What has been a memorable moment in your work in the past month? It’s been with the Play Mat* refresher process. We started the process in order to increase play and learning in the home, but it’s been very significant for me to realise that the impact has gone beyond play in the home, to be able to impact emotional and physical stuff that is happening in homes. I don’t think I was expecting cases of abuse and physical punishment of children (to come to light). I think it shows how powerful play is, through play, children are expressing more. Children are talking about what’s happening to them in a space where before, they wouldn’t have gotten the chance to.
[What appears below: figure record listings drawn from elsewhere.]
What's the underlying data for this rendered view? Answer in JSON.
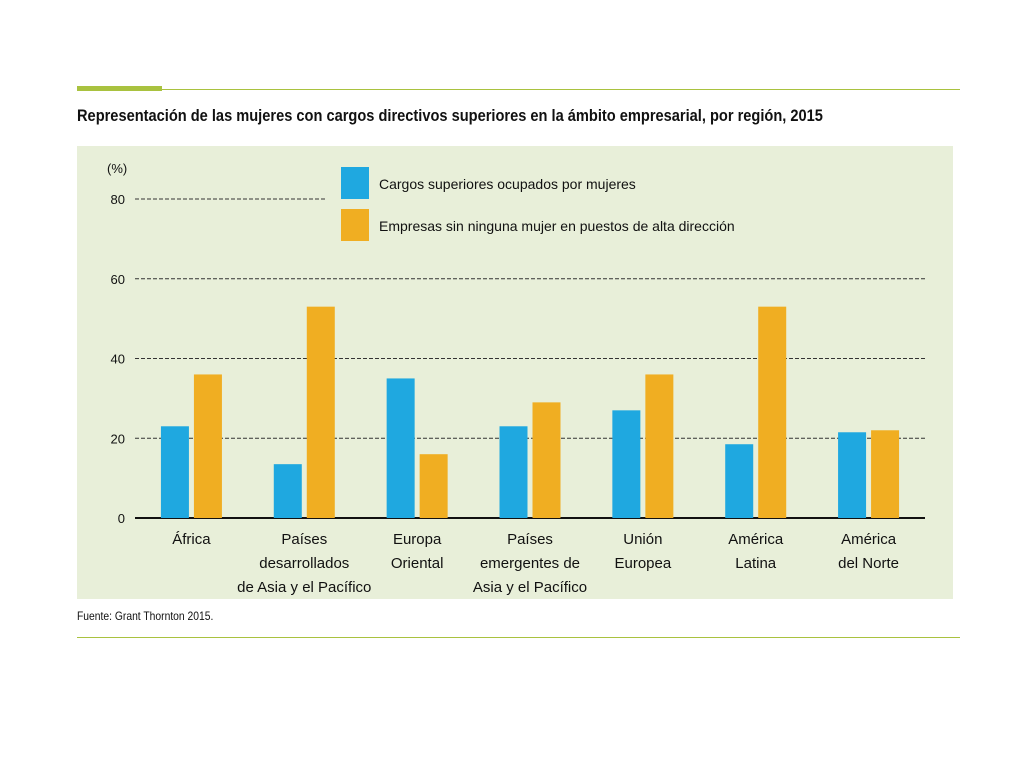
{
  "title": "Representación de las mujeres con cargos directivos superiores en la ámbito empresarial, por región, 2015",
  "source": "Fuente: Grant Thornton 2015.",
  "colors": {
    "accent": "#a9c23f",
    "panel": "#e8efd9",
    "series_blue": "#1fa8e0",
    "series_orange": "#f0ae22",
    "axis": "#111111",
    "grid": "#333333"
  },
  "chart_data": {
    "type": "bar",
    "ylabel": "(%)",
    "ylim": [
      0,
      80
    ],
    "yticks": [
      0,
      20,
      40,
      60,
      80
    ],
    "grid": true,
    "legend_position": "top",
    "categories": [
      [
        "África"
      ],
      [
        "Países",
        "desarrollados",
        "de Asia y el Pacífico"
      ],
      [
        "Europa",
        "Oriental"
      ],
      [
        "Países",
        "emergentes de",
        "Asia y el Pacífico"
      ],
      [
        "Unión",
        "Europea"
      ],
      [
        "América",
        "Latina"
      ],
      [
        "América",
        "del Norte"
      ]
    ],
    "series": [
      {
        "name": "Cargos superiores ocupados por mujeres",
        "color": "#1fa8e0",
        "values": [
          23,
          13.5,
          35,
          23,
          27,
          18.5,
          21.5
        ]
      },
      {
        "name": "Empresas sin ninguna mujer en puestos de alta dirección",
        "color": "#f0ae22",
        "values": [
          36,
          53,
          16,
          29,
          36,
          53,
          22
        ]
      }
    ]
  }
}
They’re trusting their caregivers in that environment to be able to help them, it just shows the type of relationships the facilitators are building with the caregivers and then the relationships that caregivers are building with their children.
 
What are challenges you have to contend with in your role? There is a challenge in the community of people’s participation, and of keeping the momentum of our work going in the community. We put a lot of work in and put in so much effort into building relationships, to providing training, and at the end of the day, the responses can be much lower than what you expected them to be. I understand that there’s a lot that people are preoccupied with, there are a lot of challenges that they’re facing, and it also just reflects how difficult life is for everybody.
 
Another challenge is sometimes you expect a lot from yourself, you think you’re not doing enough.
 
It’s challenging to work with people’s emotions. Every day you need to be present and find a way to let the stories that come up affect you. It feels like you’ve got to be a bit of a Superwoman, wake up every day to take it all in again.
 
Sometimes it’s hard to live with people’s stories. You realise that you might be more privileged in certain ways than others, how you balance that can be challenging at times.
 
What motivated you to go into community/youth work? I don’t know! Lots of people wouldn’t have expected me to be in this work, as an extremely introverted person. But this is starting to change. I am an introverted extrovert now! At the same time, I don’t see myself doing anything else but community work. I’m an introvert but I’m very different when I work with people. They bring out a different side of me.
 
I manage by “switching off” when I go home. I don’t want to talk, I want to be alone in my own space. I’m a personal space person, I’m a hibernator. It just clicks in after work. I like it like that, it works for me. This is what re-energizers me.
 
What keeps you going? Breaks. I enjoy time out. Going on holiday refreshes my mind and gets me ready to get back into the work again. Not dwelling on a lot of stuff that comes as a part of my work, and just accepting that it’s not mine. I’m just a tool. Which is hard sometimes, but I’m always trying to find that balance of “this is not mine”.
 
What three words describe you when you’re not at work? Hibernator, couch potato, social time (Play!) with friends.
 
*For further details about our Play Mat process please have a look at our Website www.dlalanathi.org.za under the tab ‘Our Programmes’ and ‘Research and Development’.
 
gugu1
 
Gugu, second from left, in planning with the team over a ME Power weekend.